La langue de ces poèmes joue assez adroitement sur deux registres : un langage simple et dépouillé, très proche du parler quotidien, qui appartient moins à celui du « peuple » qu’à celui de tout le monde, et une utilisation courante des jeux de mots sous toutes leurs formes, démarche presque sophistiquée de rhétoriqueur adroit. L’ensemble constitue un outil poétique très efficace, qui favorise tour à tour le lyrisme et le sarcasme, et dont l’ambiguïté même peut toucher un très vaste public.
Ces qualités d’inspiration et de langage ont trouvé dans le cinéma un merveilleux champ d ‘ application. Né cent ans auparavant, Jacques Prévert eût probablement écrit pour le théâtre. Mais l’éclat et la fragilité des images animées convenaient mieux sans doute à la profondeur légère de ses dialogues aigus et transparents.
Il n’est évidemment pas facile (il est même impossible) d’apprécier la part de Prévert dans certains films où il ne fut pas l’unique auteur du scénario, de l’adaptation et des dialogues. Il a ainsi collaboré avec Jacques Vint (Le jour se lève), Pierre Laroche (Les Visiteurs du soir, Lumière d’été, L’Arche de Noé) ; Claude Accursi (Voyage Surprise) ; Paul Grimault (La Bergère et le Ramoneur). En revanche, on peut lui attribuer l’entière paternité de plusieurs ouvres, et notamment des plus importantes, même quand le scénario est tiré d’un roman préexistant. Nous citerons seulement ici : Drôle de drame (roman de Storer Clouston), Quai des brumes (d’après Pierre Mac Orlan), Les Enfants du paradis et Les Portes de la nuit.
Ce qui frappe, dans ces films, c’est d’abord une très grande tendresse à l’égard des personnages.
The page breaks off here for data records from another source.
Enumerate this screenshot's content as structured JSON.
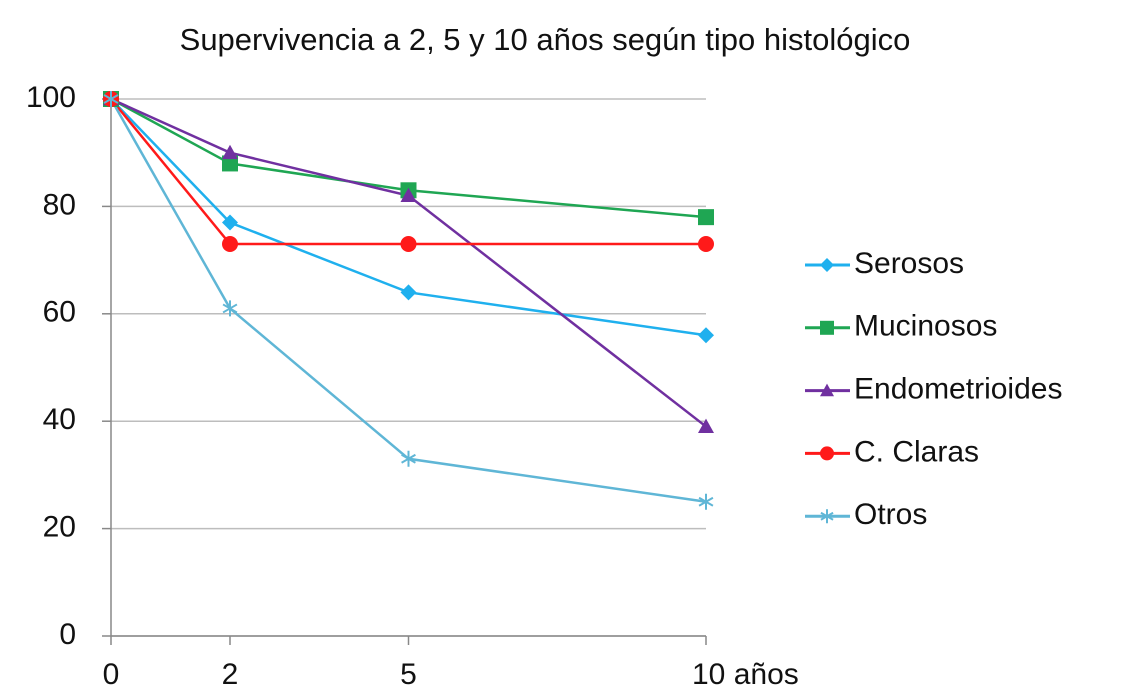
{
  "chart_data": {
    "type": "line",
    "title": "Supervivencia a 2, 5 y 10 años según tipo histológico",
    "x": [
      0,
      2,
      5,
      10
    ],
    "xlim": [
      0,
      10
    ],
    "xticks": [
      0,
      2,
      5,
      {
        "value": 10,
        "label": "10 años"
      }
    ],
    "ylim": [
      0,
      100
    ],
    "yticks": [
      0,
      20,
      40,
      60,
      80,
      100
    ],
    "grid": true,
    "legend": "right",
    "series": [
      {
        "name": "Serosos",
        "color": "#1fb0ee",
        "marker": "diamond",
        "values": [
          100,
          77,
          64,
          56
        ]
      },
      {
        "name": "Mucinosos",
        "color": "#1fa653",
        "marker": "square",
        "values": [
          100,
          88,
          83,
          78
        ]
      },
      {
        "name": "Endometrioides",
        "color": "#7030a0",
        "marker": "triangle",
        "values": [
          100,
          90,
          82,
          39
        ]
      },
      {
        "name": "C. Claras",
        "color": "#ff1a1a",
        "marker": "circle",
        "values": [
          100,
          73,
          73,
          73
        ]
      },
      {
        "name": "Otros",
        "color": "#5fb6d6",
        "marker": "star",
        "values": [
          100,
          61,
          33,
          25
        ]
      }
    ]
  }
}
Même les mauvais sujets, même les criminels (comme Lacenaire, dans Les Enfants du paradis) sont traités avec une immense compréhension, une sorte de compassion stupéfiée, qui refuse de les rejeter définitivement de la communauté humaine.
On est également frappé (mais ceci procède de cela) par la richesse des personnages : aucun d ‘ entre eux n’est déterminé par un seul groupe de motifs, leurs sentiments les partagent inconfortablement, ils abritent des zones obscures qui surprennent toujours, ici ou là, le spectateur. De là vient peut-être certain caractère contradictoire qui les anime. Ils possèdent une dimension poétique qui extrait du simple quotidien les aventures qu’ils connaissent. Mais ils conservent un aspect réaliste qui emporte la conviction, alors même qu’ils vivent des événements peu croyables dans un monde presque irréel.